The Court makes reference to an arbitration clause being the quid pro quo for a no-strike clause. I do not understand the Court to mean that the application of the principles announced today depends upon the presence of a no-strike clause in the agreement.
MR. JUSTICE FRANKFURTER joins these observations.
NOTES
[1]  The relevant arbitration provisions read as follows:

"Any disputes, misunderstandings, differences or grievances arising between the parties as to the meaning, interpretation and application of the provisions of this agreement, which are not adjusted as herein provided, may be submitted to the Board of Arbitration for decision. . . .
"The arbitrator may interpret this agreement and apply it to the particular case under consideration but shall, however, have no authority to add to, subtract from, or modify the terms of the agreement. Disputes relating to discharges or such matters as might involve a loss of pay for employees may carry an award of back pay in whole or in part as may be determined by the Board of Arbitration.
"The decision of the Board of Arbitration shall be final and conclusively binding upon both parties, and the parties agree to observe and abide by same. . . ."

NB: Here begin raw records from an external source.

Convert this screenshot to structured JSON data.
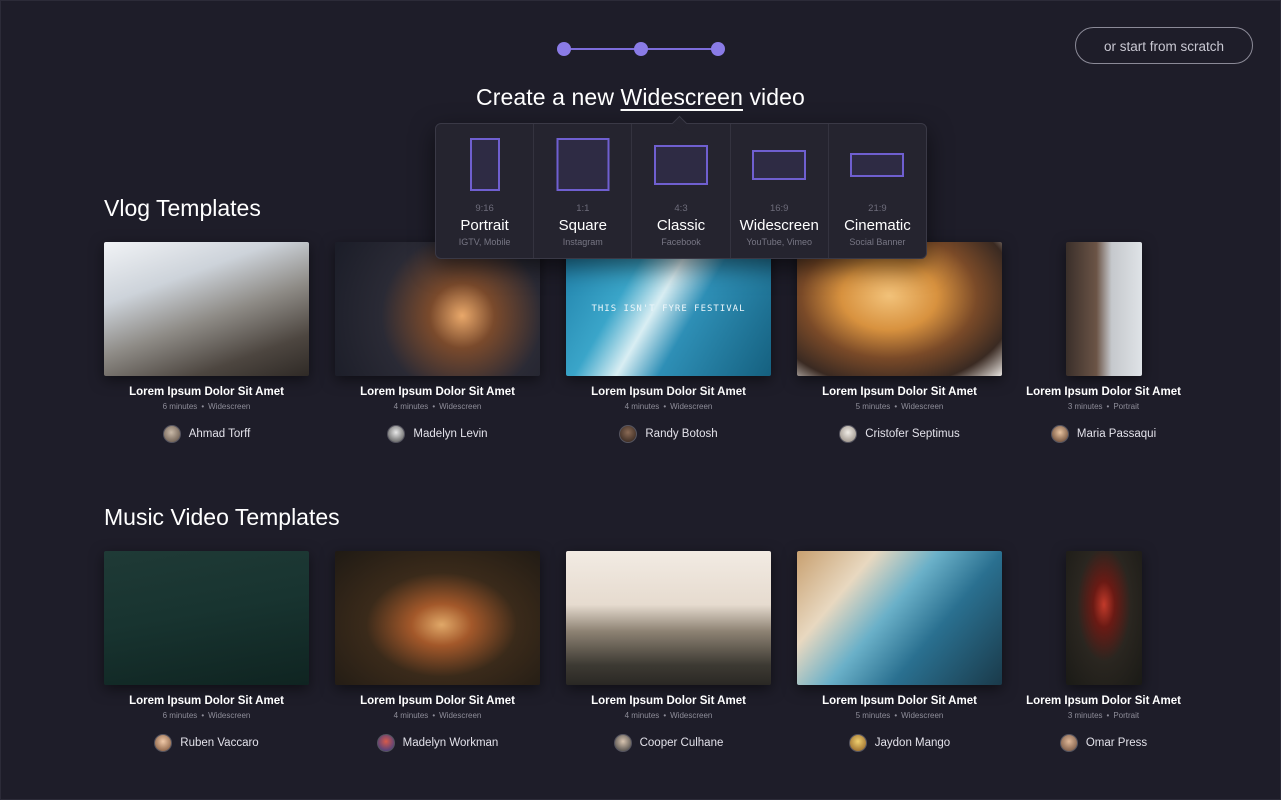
{
  "header": {
    "steps": 3,
    "current_step": 1,
    "scratch_button": "or start from scratch",
    "title_prefix": "Create a new ",
    "title_format": "Widescreen",
    "title_suffix": " video"
  },
  "formats": [
    {
      "ratio": "9:16",
      "name": "Portrait",
      "sub": "IGTV, Mobile"
    },
    {
      "ratio": "1:1",
      "name": "Square",
      "sub": "Instagram"
    },
    {
      "ratio": "4:3",
      "name": "Classic",
      "sub": "Facebook"
    },
    {
      "ratio": "16:9",
      "name": "Widescreen",
      "sub": "YouTube, Vimeo"
    },
    {
      "ratio": "21:9",
      "name": "Cinematic",
      "sub": "Social Banner"
    }
  ],
  "sections": [
    {
      "title": "Vlog Templates",
      "cards": [
        {
          "title": "Lorem Ipsum Dolor Sit Amet",
          "duration": "6 minutes",
          "format": "Widescreen",
          "author": "Ahmad Torff"
        },
        {
          "title": "Lorem Ipsum Dolor Sit Amet",
          "duration": "4 minutes",
          "format": "Widescreen",
          "author": "Madelyn Levin"
        },
        {
          "title": "Lorem Ipsum Dolor Sit Amet",
          "duration": "4 minutes",
          "format": "Widescreen",
          "author": "Randy Botosh",
          "overlay": "THIS ISN'T FYRE FESTIVAL"
        },
        {
          "title": "Lorem Ipsum Dolor Sit Amet",
          "duration": "5 minutes",
          "format": "Widescreen",
          "author": "Cristofer Septimus"
        },
        {
          "title": "Lorem Ipsum Dolor Sit Amet",
          "duration": "3 minutes",
          "format": "Portrait",
          "author": "Maria Passaqui"
        }
      ]
    },
    {
      "title": "Music Video Templates",
      "cards": [
        {
          "title": "Lorem Ipsum Dolor Sit Amet",
          "duration": "6 minutes",
          "format": "Widescreen",
          "author": "Ruben Vaccaro"
        },
        {
          "title": "Lorem Ipsum Dolor Sit Amet",
          "duration": "4 minutes",
          "format": "Widescreen",
          "author": "Madelyn Workman"
        },
        {
          "title": "Lorem Ipsum Dolor Sit Amet",
          "duration": "4 minutes",
          "format": "Widescreen",
          "author": "Cooper Culhane"
        },
        {
          "title": "Lorem Ipsum Dolor Sit Amet",
          "duration": "5 minutes",
          "format": "Widescreen",
          "author": "Jaydon Mango"
        },
        {
          "title": "Lorem Ipsum Dolor Sit Amet",
          "duration": "3 minutes",
          "format": "Portrait",
          "author": "Omar Press"
        }
      ]
    }
  ],
  "colors": {
    "background": "#1e1d29",
    "accent": "#8a7be6",
    "popup": "#25242f"
  }
}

[2]  "The Management of the works, the direction of the working force, plant layout and routine of work, including the right to hire, suspend, transfer, discharge or otherwise discipline any employee for cause, such cause being: infraction of company rules, inefficiency, insubordination, contagious disease harmful to others, and any other ground or reason that would tend to reduce or impair the efficiency of plant operation; and to lay off employees because of lack of work, is reserved to the Company, provided it does not conflict with this agreement. . . ."

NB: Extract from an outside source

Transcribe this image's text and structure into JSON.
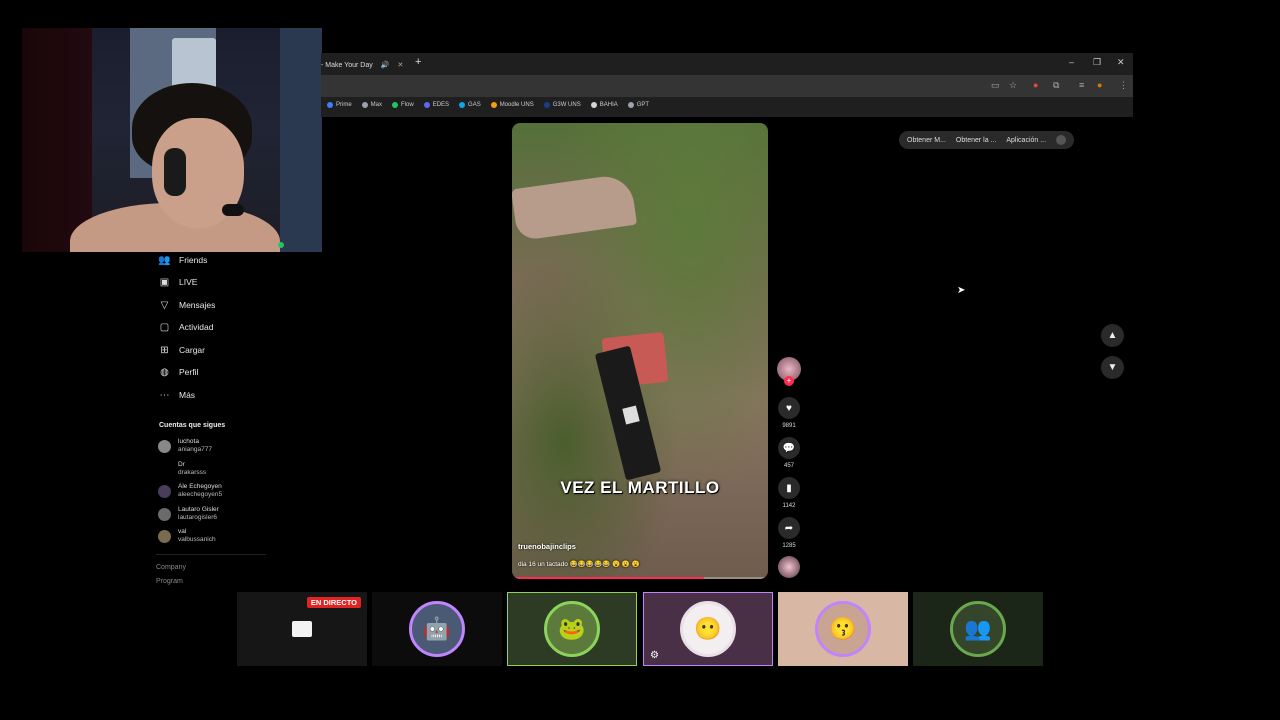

[3]  This provision provides in relevant part:

"The Company and the Union fully recognize the principle of seniority as a factor in the selection of employees for promotion, transfer, lay-off, re-employment, and filling of vacancies, where ability and efficiency are equal. It is the policy of the Company to promote employees on that basis."
[4]  Cf. Structural Steel & Ornamental Iron Assn. v. Shopmens Local Union, 172 F. Supp. 354, where the employer sued for breach of the "no strike" agreement.

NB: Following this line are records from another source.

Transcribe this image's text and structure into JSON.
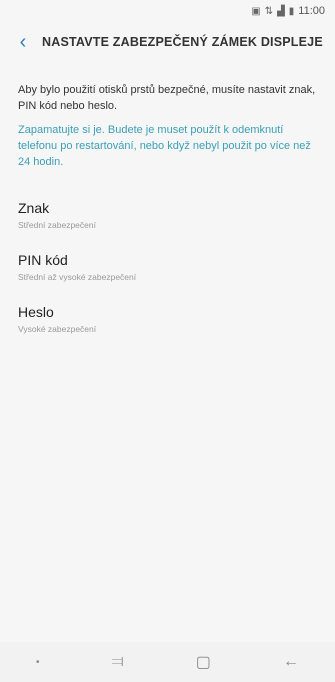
{
  "status": {
    "time": "11:00"
  },
  "header": {
    "back_icon": "chevron-left-icon",
    "title": "NASTAVTE ZABEZPEČENÝ ZÁMEK DISPLEJE"
  },
  "content": {
    "description": "Aby bylo použití otisků prstů bezpečné, musíte nastavit znak, PIN kód nebo heslo.",
    "note": "Zapamatujte si je. Budete je muset použít k odemknutí telefonu po restartování, nebo když nebyl použit po více než 24 hodin.",
    "options": [
      {
        "title": "Znak",
        "subtitle": "Střední zabezpečení"
      },
      {
        "title": "PIN kód",
        "subtitle": "Střední až vysoké zabezpečení"
      },
      {
        "title": "Heslo",
        "subtitle": "Vysoké zabezpečení"
      }
    ]
  },
  "navbar": {
    "recent_icon": "recent-apps-icon",
    "home_icon": "home-icon",
    "back_icon": "back-arrow-icon"
  },
  "colors": {
    "accent": "#3aa0b5",
    "back": "#2a7fb5"
  }
}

[5]  See New Bedford Defense Products Division v. Local No. 1113, 258 F.2d 522, 526 (C. A. 1st Cir.).
[6]  Cox, Current Problems in the Law of Grievance Arbitration, 30 Rocky Mt. L. Rev. 247, 261 (1958), writes:

"The typical arbitration clause is written in words which cover, without limitation, all disputes concerning the interpretation or application of a collective bargaining agreement. Its words do not restrict its scope to meritorious disputes or two-sided disputes, still less are they limited to disputes which a judge will consider two-sided. Frivolous cases are often taken, and are expected to be taken, to arbitration. What one man considers frivolous another may find meritorious, and it is common knowledge in industrial relations circles that grievance arbitration often serves as a safety valve for troublesome complaints. Under these circumstances it seems proper to read the typical arbitration clause as a promise to arbitrate every claim, meritorious or frivolous, which the complainant bases upon the contract. The objection that equity will not order a party to do a useless act is outweighed by the cathartic value of arbitrating even a frivolous grievance and by the dangers of excessive judicial intervention."
[*]  [This opinion applies also to No. 443, United Steelworkers of America v. Warrior & Gulf Navigation Co., post, p. 574, and No. 538, United Steelworkers of America v. Enterprise Wheel & Car Corp., post, p. 593.]